Les parents isolés en situation de pauvreté

Après une séparation ou un divorce, les parents isolés ont souvent des problèmes d'argent. Lorsque l'argent ne suffit pas pour vivre, les célibataires avec enfants doivent faire appel aux services sociaux. Une mère concernée raconte comment elle gère des finances limitées. En outre, elle donne ici des conseils pour économiser.

Les parents isolés en situation de pauvreté

Les familles monoparentales manquent souvent d'argent. Photo: iStock, Thinkstock

Maria Q. (nom modifié) vit avec ses deux enfants. Elle a la quarantaine, sa fille a 17 ans et son fils va avoir 10 ans. Ils vivent quelque part en Suisse dans un appartement de quatre pièces bon marché. La mère a une formation commerciale et est spécialiste de la langue allemande. La fille est en 5e année de gymnase, le fils en 4e année primaire.

Marie n'était pas mariée et les enfants n'étaient pas prévus. Les deux pères ne voulaient pas assumer la responsabilité morale. La pension alimentaire pour les enfants a été fixée par contrat d'entretien auprès des communes compétentes. "Les deux fois, j'ai décidé de mettre fin à la grossesse, car je ne voyais que les difficultés financières comme motif d'interruption. Je me suis dit qu'il n'était pas possible qu'une femme dans une Suisse riche doive interrompre sa grossesse pour des raisons purement financières. Il doit y avoir des possibilités". Elle se souvient encore très bien de la fois où, lors de sa première grossesse, elle s'était renseignée à l'avance sur les possibilités financières dans sa commune de résidence de l'époque. Le responsable de la tutelle lui a dit si elle ne voulait pas donner l'enfant en adoption.

Elle s'est également rendue avec le père dans un centre de consultation public pour la grossesse et le planning familial afin de se renseigner sur la situation à venir. Il en est ressorti que le père ne voulait définitivement pas se préparer à devenir père. "Je suis rentrée chez moi, j'ai pris une douche, et c'est là que ma décision a été prise: j'y arriverai toute seule !" Il a ensuite fallu organiser beaucoup de choses en plus de l'activité professionnelle normale, comme par exemple des vêtements, un petit lit, une table à langer et bien d'autres choses encore. La poussette lui a été offerte par la puéricultrice qui s'est rendue chez elle pour la première fois. "D'une manière ou d'une autre, le nécessaire était toujours disponible".

Le service public de conseil familial a aidé la mère à organiser des aides transitoires.

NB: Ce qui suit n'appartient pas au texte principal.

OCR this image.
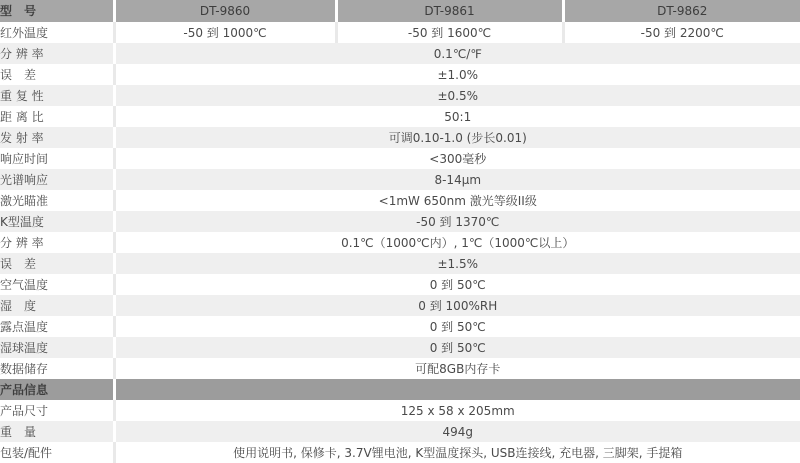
型　号	DT-9860	DT-9861	DT-9862
红外温度	-50 到 1000℃	-50 到 1600℃	-50 到 2200℃
分 辨 率	0.1℃/℉		
误　差	±1.0%		
重 复 性	±0.5%		
距 离 比	50:1		
发 射 率	可调0.10-1.0 (步长0.01)		
响应时间	<300毫秒		
光谱响应	8-14μm		
激光瞄准	<1mW 650nm 激光等级II级		
K型温度	-50 到 1370℃		
分 辨 率	0.1℃（1000℃内）, 1℃（1000℃以上）		
误　差	±1.5%		
空气温度	0 到 50℃		
湿　度	0 到 100%RH		
露点温度	0 到 50℃		
湿球温度	0 到 50℃		
数据储存	可配8GB内存卡		
产品信息			
产品尺寸	125 x 58 x 205mm		
重　量	494g		
包装/配件	使用说明书, 保修卡, 3.7V锂电池, K型温度探头, USB连接线, 充电器, 三脚架, 手提箱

Des montants ont été alloués à trois institutions différentes, ce qui a permis à la mère de vivre pendant six mois. Elle a ensuite commencé à travailler à 30 % dans un secrétariat, puis à 50 %. Avec la pension alimentaire et l'allocation pour enfant, cela suffisait à peine pour vivre. "Elle se souvient bien de la difficulté qu'elle a eue à l'époque à se détacher de son enfant. "J'étais toujours très excitée lorsque je pouvais aller chercher ma fille à la crèche".

L'employeur de l'époque a restructuré son entreprise, de sorte que Maria a dû chercher un nouvel emploi. Il ne lui était pas possible de travailler de manière flexible à 80% sur deux sites différents. Elle a toutefois rapidement trouvé un nouveau poste à 50 % qui lui a permis d'assurer son existence.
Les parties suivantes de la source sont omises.